He’s had his fill of all those songs about dirt roads with none of said dirt beneath the fingernails.

Gary Allan is talking about contemporary country music.

More specifically, Allan is explaining what he is trying to bring to the table, a table he has helped set since he was 13 years old, playing honky-tonks in his native California, going to school the next day with cement-heavy eyelids for his efforts.

“ ‘Organic’ is a good word,” Allan says. “I feel like somebody needs to stick out and turn this thing back toward something more organic. Country music used to be the most organic stuff out there, and now it’s become super pop-influenced. We used to influence pop. Now I feel like we’re being influenced by pop.”

To be clear, Allan is not some stodgy traditionalist bemoaning the evolution of the music he’s traded in for nearly four decades.

He knows that doing so is about as fruitful as complaining about the direction the wind is blowing.

To borrow a line from one of his tunes: “The rain falls where it wants to.”

So it’s not that Allan is griping about the modern country music money tree. He just wants the thing to recognize its roots.

‘Different kind of man’

He’s pretty much always been this way.

“I’m a different kind of man,” Allan explains on the title track to his platinum-selling, breakout third record, 1999’s “Smoke Rings in the Dark,” his voice rising above tendrils of lap steel that fade in and out of the mix like said smoke rings.

About 130 miles separates Allan’s hometown of La Mirada, California, and the West Coast country music capital of Bakersfield to the north, but you’d scarcely know it listening to his early works. Those tunes seem directly indebted to the rock-’n’-roll-influenced strain of rough-hewn, hard-swinging honky-tonk popularized in Bakersfield, first by Buck Owens and later by Merle Haggard and Dwight Yoakam.

When Allan first broke on the scene in the mid-’90s, his sound was refreshingly anachronistic, something new and vintage-minded at once.

“It was very progressive and very different. It makes me laugh now,” Allan recalls of his musical direction back then. “When we put out ‘Smoke Rings in the Dark,’ that was a super odd thing for the time, and it just stuck. We did really well with it.

“I’ve always found myself on the edge of Americana and the mainstream,” he continues. “When I get too far in the Americana side, I put one right down the pike and get back over into the mainstream. Then when you get too far into the mainstream, you try to pull those other guys. That’s been a dance my whole career.”

Winning ‘the lotto’

Allan is well-suited for the two-step in question.

His voice is supple yet lived-in, radio-friendly but shot through with grit and gravitas: Think of a rose blooming from a field of burlap.
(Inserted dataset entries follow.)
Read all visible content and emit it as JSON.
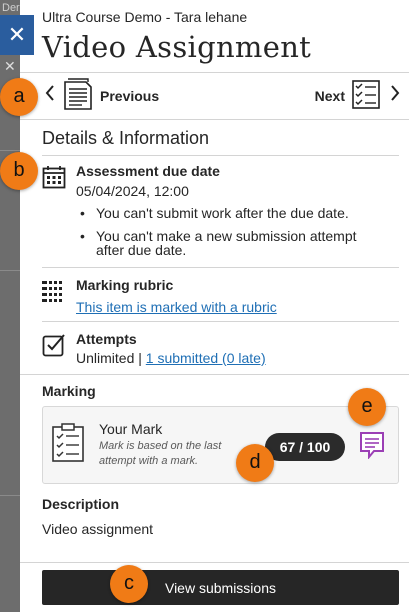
{
  "backdrop": {
    "text": "Der"
  },
  "window": {
    "course_name": "Ultra Course Demo - Tara lehane",
    "title": "Video Assignment"
  },
  "nav": {
    "prev_label": "Previous",
    "next_label": "Next"
  },
  "details": {
    "section_title": "Details & Information",
    "due": {
      "title": "Assessment due date",
      "value": "05/04/2024, 12:00",
      "bullets": [
        "You can't submit work after the due date.",
        "You can't make a new submission attempt after due date."
      ]
    },
    "rubric": {
      "title": "Marking rubric",
      "link": "This item is marked with a rubric"
    },
    "attempts": {
      "title": "Attempts",
      "value": "Unlimited",
      "separator": "|",
      "link": "1 submitted (0 late)"
    }
  },
  "marking": {
    "label": "Marking",
    "your_mark_title": "Your Mark",
    "note": "Mark is based on the last attempt with a mark.",
    "score": "67 / 100"
  },
  "description": {
    "label": "Description",
    "text": "Video assignment"
  },
  "footer": {
    "button_label": "View submissions"
  },
  "callouts": [
    "a",
    "b",
    "c",
    "d",
    "e"
  ],
  "colors": {
    "callout": "#f07b16",
    "close_button": "#2a5d9e",
    "feedback_icon": "#9b3fb5",
    "link": "#1f6fb5"
  },
  "icons": [
    "close-icon",
    "chevron-left-icon",
    "document-icon",
    "checklist-icon",
    "chevron-right-icon",
    "calendar-icon",
    "rubric-grid-icon",
    "checkbox-icon",
    "feedback-icon"
  ]
}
Then there’s his blue-collar background.

Back in the day, Allan’s hands were callused from gripping hammers as well as guitars.

“I used to have a construction company, then I’d play music at night for free afterward,” he says. “When I actually got a record deal and started getting paid for (playing music), that was mind-boggling to me. It was like I had won the lotto. I never worked again.”

‘Bigger and bigger’

Still, success was not an overnight thing for Allan. He built his following gradually through a lot of roadwork, especially in Las Vegas. He’s moved from locals casinos to multiple-night engagements at The Joint at the Hard Rock Hotel, which he’s done three years in a row during the National Finals Rodeo.

“It’s definitely getting bigger and bigger every year,” he says of his Vegas draw. “We first started out at the Stations, hitting the outside, just really swinging at the locals as hard as we could, built that up over time and kept them. That’s the cool thing about country music audiences: They’re really loyal. They’re not fickle. They won’t disappear when the next act comes up.”

It’s been five years since Allan’s last album, “Set You Free,” his ninth overall, though he says he recently submitted new material to his record label.

“I’m super proud of the stuff I just turned in,” Allan says. “Hopefully they’ll find a single out of that, and we’ll get a launching point and go. It’s all pretty feel-good; it’s all pretty in-your-face. It’s all just really different. I kind of went the opposite of what everybody else was doing.”

Will it be for you?

Allan’s litmus test is life.

“Usually if you’re really drawn to my stuff,” he chuckles, “you’ve been through a lot of (expletive).”